Nancy Holt, from Western Graveyards, 1968
In the series Western Graveyards, Nancy Holt is again recording individual elements from an existing sign system and representing them as an artwork. Here the playfulness of the California Sun Signs is replaced by a poignancy that comes from our encounter with people we never knew through a series of photographs of their last resting places and the way the lives have been memorialised. For me, the series is fascinating in several ways. Firstly, for a Londoner, especially in this summer of rain, the unfamiliarity of graves within a desert landscape is striking; the desolation of the location and the dilapidation of the graves seems at odds with the bright sunlight.
There are sixty pictures in this body of work, which makes for relentless viewing.

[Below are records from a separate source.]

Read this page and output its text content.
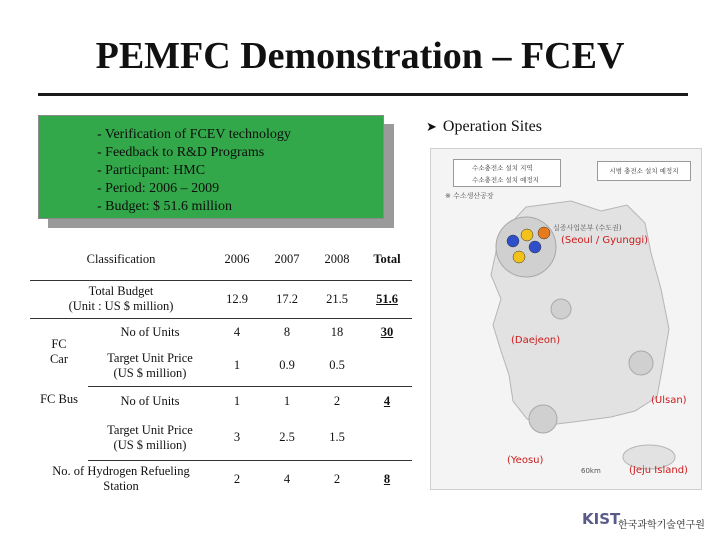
PEMFC Demonstration – FCEV
- Verification of FCEV technology
- Feedback to R&D Programs
- Participant: HMC
- Period: 2006 – 2009
- Budget: $ 51.6 million
➤ Operation Sites
Classification		2006	2007	2008	Total
Total Budget
(Unit : US $ million)		12.9	17.2	21.5	51.6
FC
Car	No of Units	4	8	18	30
	Target Unit Price
(US $ million)	1	0.9	0.5	
FC Bus	No of Units	1	1	2	4
	Target Unit Price
(US $ million)	3	2.5	1.5	
No. of Hydrogen Refueling
Station		2	4	2	8
수소충전소 설치 지역
수소충전소 설치 예정지
시범 충전소 설치 예정지
※ 수소생산공장
실증사업본부 (수도권)
(Seoul / Gyunggi)
(Daejeon)
(Ulsan)
(Yeosu)
(Jeju Island)
60km
KIST
한국과학기술연구원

Each grave represents a life lived – and in some cases more than one, where family members are buried together – and the degree to which the grave has been marked and maintained becomes a key signifier in any bid to work out anything more than each person’s name and dates. There is a sense in which the series is compelling in a similar way to people watching, but here the person is absent and we are left making meaningless judgements on very little information.
One of the strange features of quite a few of the graves is the way in which the space is defined. The dead are fenced in, almost caged. In a way the images epitomise Holt’s interest in the relationship between the human scale and the landscape, something that is evident in her land art. And among the repetition of such a big series – and all sixty images are shown in a two-wall grid in Nancy Holt: Photoworks at Haunch of Venison – there are individual images that are almost unbearably touching. The most striking of these the plot marked by a simple plank of wood, with a few scattered flowers, bearing just the words ‘Baby Baxter’.

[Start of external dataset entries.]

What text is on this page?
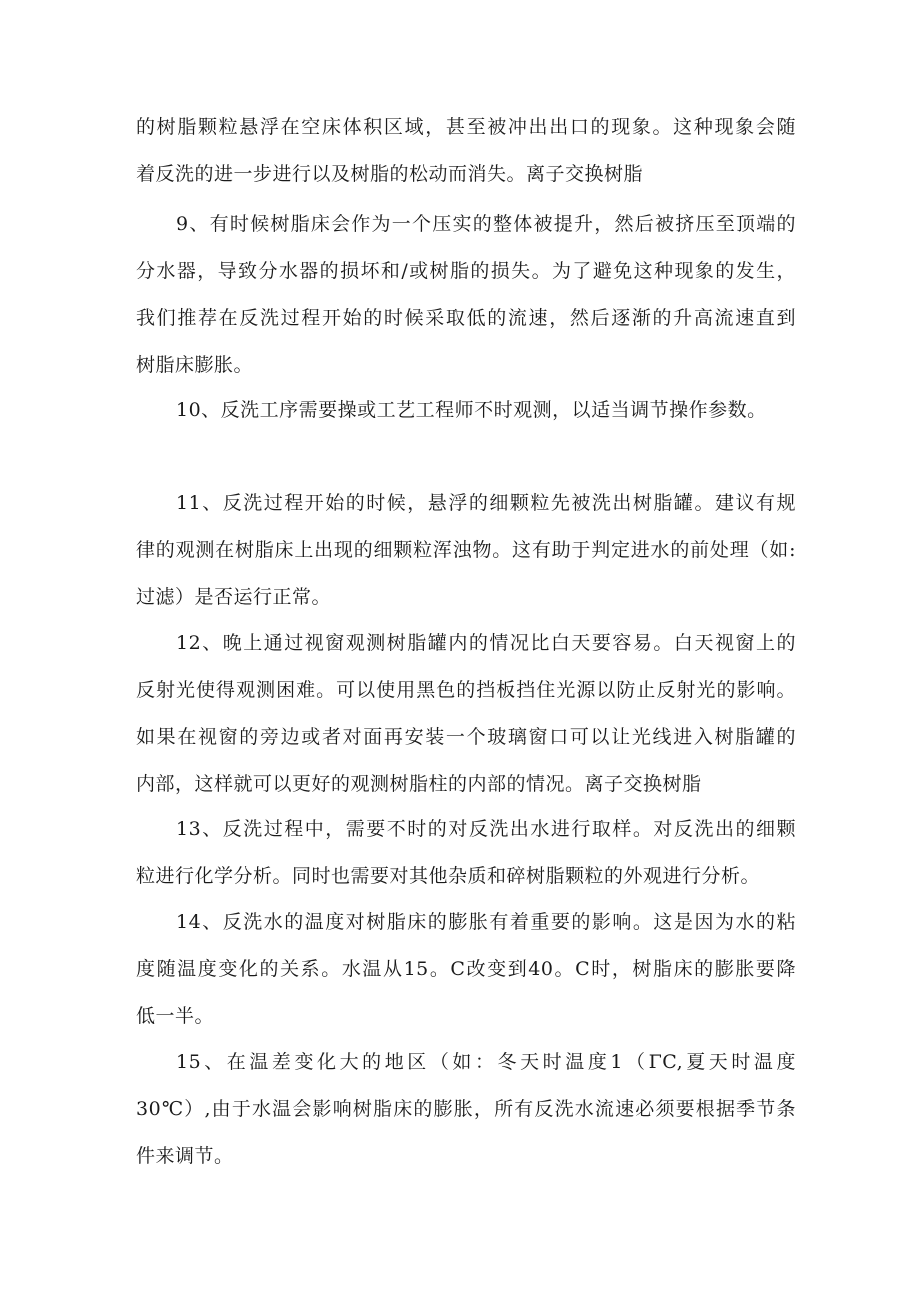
的树脂颗粒悬浮在空床体积区域，甚至被冲出出口的现象。这种现象会随
着反洗的进一步进行以及树脂的松动而消失。离子交换树脂
9、有时候树脂床会作为一个压实的整体被提升，然后被挤压至顶端的
分水器，导致分水器的损坏和/或树脂的损失。为了避免这种现象的发生，
我们推荐在反洗过程开始的时候采取低的流速，然后逐渐的升高流速直到
树脂床膨胀。
10、反洗工序需要操或工艺工程师不时观测，以适当调节操作参数。
11、反洗过程开始的时候，悬浮的细颗粒先被洗出树脂罐。建议有规
律的观测在树脂床上出现的细颗粒浑浊物。这有助于判定进水的前处理（如:
过滤）是否运行正常。
12、晚上通过视窗观测树脂罐内的情况比白天要容易。白天视窗上的
反射光使得观测困难。可以使用黑色的挡板挡住光源以防止反射光的影响。
如果在视窗的旁边或者对面再安装一个玻璃窗口可以让光线进入树脂罐的
内部，这样就可以更好的观测树脂柱的内部的情况。离子交换树脂
13、反洗过程中，需要不时的对反洗出水进行取样。对反洗出的细颗
粒进行化学分析。同时也需要对其他杂质和碎树脂颗粒的外观进行分析。
14、反洗水的温度对树脂床的膨胀有着重要的影响。这是因为水的粘
度随温度变化的关系。水温从15。C改变到40。C时，树脂床的膨胀要降
低一半。
15、在温差变化大的地区（如：冬天时温度1（ΓC,夏天时温度
30℃）,由于水温会影响树脂床的膨胀，所有反洗水流速必须要根据季节条
件来调节。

Western Graveyards, 1968, installation view at Haunch of Venison
Though the aspect of this piece that is the most interesting is probably the relationship between the vast landscape and the containment of each individual plot, the images that have legible text have inevitably trigger thoughts about those buried there in a different, more speculative way. The sign of a gravestone is one we recognise but in a series such as this they become curiously defamiliarised; in part perhaps this comes down to the location. For me at least, this is a landscape that is only really familiar from film, giving it the feel of a fictional space in which the dominant narratives aren’t so much of lives lived but of stories told.